The Institute for Health Metrics and Evaluation model suggested that D.C. that same day had reached its peak number of cases and wouldn't need more hospital beds. It projected between 35 to 101 deaths in D.C. by early August, while the model the city is using from Penn Medicine estimates 220 people could die in a mild scenario to more than 1,000 in a severe one, the Post reported.
As of Sunday, the District of Columbia was reporting 1,097 Covid-19 cases, including 24 people who died from the illness.
IHME researchers made their projections in part on data from seven European cities where daily deaths have peaked after the implementation of social-distancing requirements that have largely kept people in their homes.
The model's state-level predictions assume that similar guidelines are in place, are strictly adhered to, and will remain in place all the way through May. Deviation from those circumstances dramatically alters the projections, said Dr. Christopher Murray, director of the institute.
"As we noted previously, the trajectory of the pandemic will change—and dramatically for the worse —if people ease up on social distancing or relax with other precautions,” he said in a statement. “Our projections are strengthened by the new downturns in more regions. This is evidence that social distancing is crucial.”
Still, some have noted the updated projections currently do not match the local reality. In Louisiana, for example, the model estimated that the height of medical resource demand peaked on April 1, and that deaths would peak on Friday and then drop consistently. But deaths because of the coronavirus rose “on three of the last four days,” wrote Jeff Adelson, a staff writer at the Times-Picayune/Advocate in New Orleans, on Monday. “That includes Sunday when 68 deaths were recorded, the highest number of deaths the state has seen on a single day.”

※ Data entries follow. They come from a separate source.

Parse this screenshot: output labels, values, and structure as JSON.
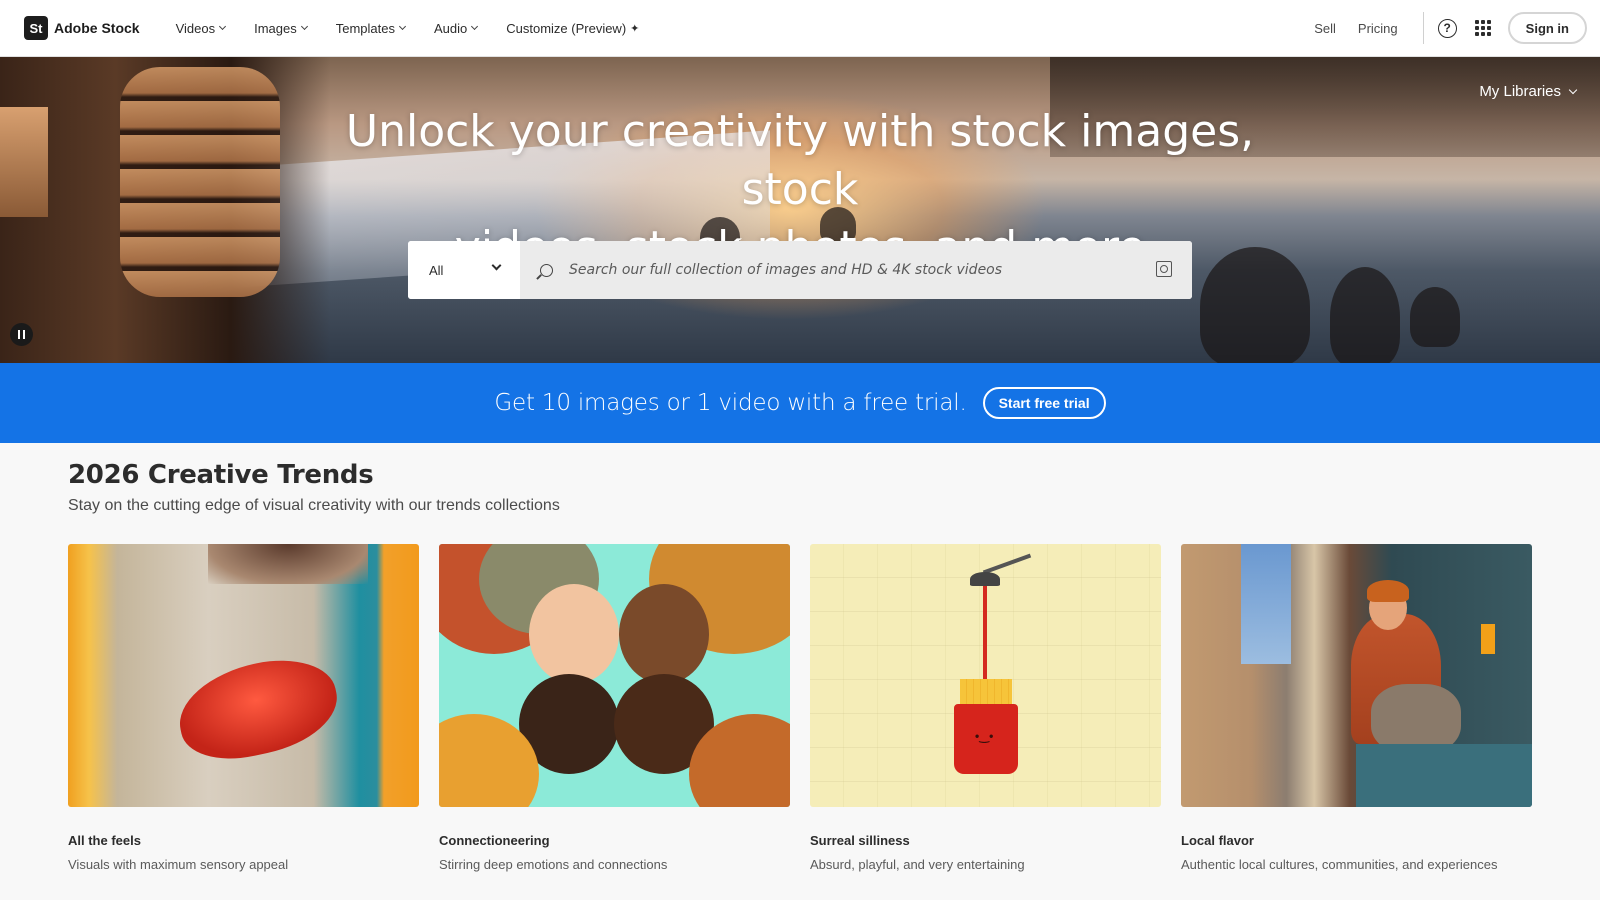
{
  "brand": {
    "mark": "St",
    "name": "Adobe Stock"
  },
  "nav": {
    "items": [
      {
        "label": "Videos"
      },
      {
        "label": "Images"
      },
      {
        "label": "Templates"
      },
      {
        "label": "Audio"
      },
      {
        "label": "Customize (Preview)"
      }
    ],
    "sell": "Sell",
    "pricing": "Pricing",
    "sign_in": "Sign in"
  },
  "hero": {
    "title_line1": "Unlock your creativity with stock images, stock",
    "title_line2": "videos, stock photos, and more",
    "my_libraries": "My Libraries",
    "search": {
      "type_selected": "All",
      "placeholder": "Search our full collection of images and HD & 4K stock videos"
    }
  },
  "trial": {
    "text": "Get 10 images or 1 video with a free trial.",
    "button": "Start free trial"
  },
  "trends": {
    "title": "2026 Creative Trends",
    "subtitle": "Stay on the cutting edge of visual creativity with our trends collections",
    "cards": [
      {
        "title": "All the feels",
        "description": "Visuals with maximum sensory appeal"
      },
      {
        "title": "Connectioneering",
        "description": "Stirring deep emotions and connections"
      },
      {
        "title": "Surreal silliness",
        "description": "Absurd, playful, and very entertaining"
      },
      {
        "title": "Local flavor",
        "description": "Authentic local cultures, communities, and experiences"
      }
    ]
  },
  "colors": {
    "accent_blue": "#1473e6",
    "nav_bg": "#ffffff",
    "page_bg": "#f8f8f8"
  },
  "icons": [
    "help-icon",
    "apps-grid-icon",
    "search-icon",
    "visual-search-icon",
    "pause-icon",
    "chevron-down-icon",
    "sparkle-icon"
  ]
}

The model accounts for some variation—it predicted 42 deaths in Louisiana on Sunday, for example, but included a possible range of 15 to 88 deaths. But some of the discrepancies defy the ranges as well, Adelson wrote.
“According to the newer version of the model, Louisiana should have expected to have between 182 and 367 patients on ventilators on Sunday and between 751 and 1,620 patients in hospital beds,” he said. “In fact, the state reported 561 patients on ventilators and 1,803 patients in hospital beds on Sunday.”

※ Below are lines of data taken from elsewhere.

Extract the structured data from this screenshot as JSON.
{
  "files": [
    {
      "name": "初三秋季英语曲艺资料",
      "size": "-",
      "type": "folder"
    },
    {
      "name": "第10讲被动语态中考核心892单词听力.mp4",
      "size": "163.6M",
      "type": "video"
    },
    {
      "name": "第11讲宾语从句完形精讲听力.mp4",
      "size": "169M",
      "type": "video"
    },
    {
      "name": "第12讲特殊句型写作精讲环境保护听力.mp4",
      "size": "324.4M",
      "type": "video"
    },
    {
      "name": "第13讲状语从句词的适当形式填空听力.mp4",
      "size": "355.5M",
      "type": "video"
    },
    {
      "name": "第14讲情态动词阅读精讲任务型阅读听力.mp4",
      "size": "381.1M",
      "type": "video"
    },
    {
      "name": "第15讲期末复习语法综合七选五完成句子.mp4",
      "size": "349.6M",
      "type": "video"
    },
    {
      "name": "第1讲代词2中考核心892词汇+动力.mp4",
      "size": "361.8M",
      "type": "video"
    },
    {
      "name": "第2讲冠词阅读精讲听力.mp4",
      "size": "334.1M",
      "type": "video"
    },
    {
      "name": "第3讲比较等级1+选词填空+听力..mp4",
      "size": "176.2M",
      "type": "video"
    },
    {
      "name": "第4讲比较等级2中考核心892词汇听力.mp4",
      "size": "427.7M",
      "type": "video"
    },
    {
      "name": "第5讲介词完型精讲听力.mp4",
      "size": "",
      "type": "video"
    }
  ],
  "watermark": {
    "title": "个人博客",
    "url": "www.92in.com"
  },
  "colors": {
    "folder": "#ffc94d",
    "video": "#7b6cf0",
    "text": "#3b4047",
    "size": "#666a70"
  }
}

In explaining the update, researchers noted that state-level information was used only from places that had reported data from 50 or more deaths related to Covid-19—a total of seven states (New York, Massachusetts, Georgia, Colorado, Pennsylvania, Florida and California). For states without that data, researchers based their estimates on the average of 7.1 hospitalizations per death, calculated using the information from those seven states. As more states compile specific data, the model will adjust, Murray said.
“As we obtain more data and more precise data, the forecasts we at IHME created have become more accurate," he said. "And these projections are vital to health planners, policymakers, and anyone else associated with caring for those affected by and infected with the coronavirus."
In addition to relying on broad social-distancing guidelines, the model assumes that states without strict protocols will issue them “within seven days,” Murray said.
"If social distancing measures are relaxed or not implemented, the U.S. will see greater death tolls, the death peak will be later, the burden on hospitals will be much greater, and the economic costs will continue to grow,” he said.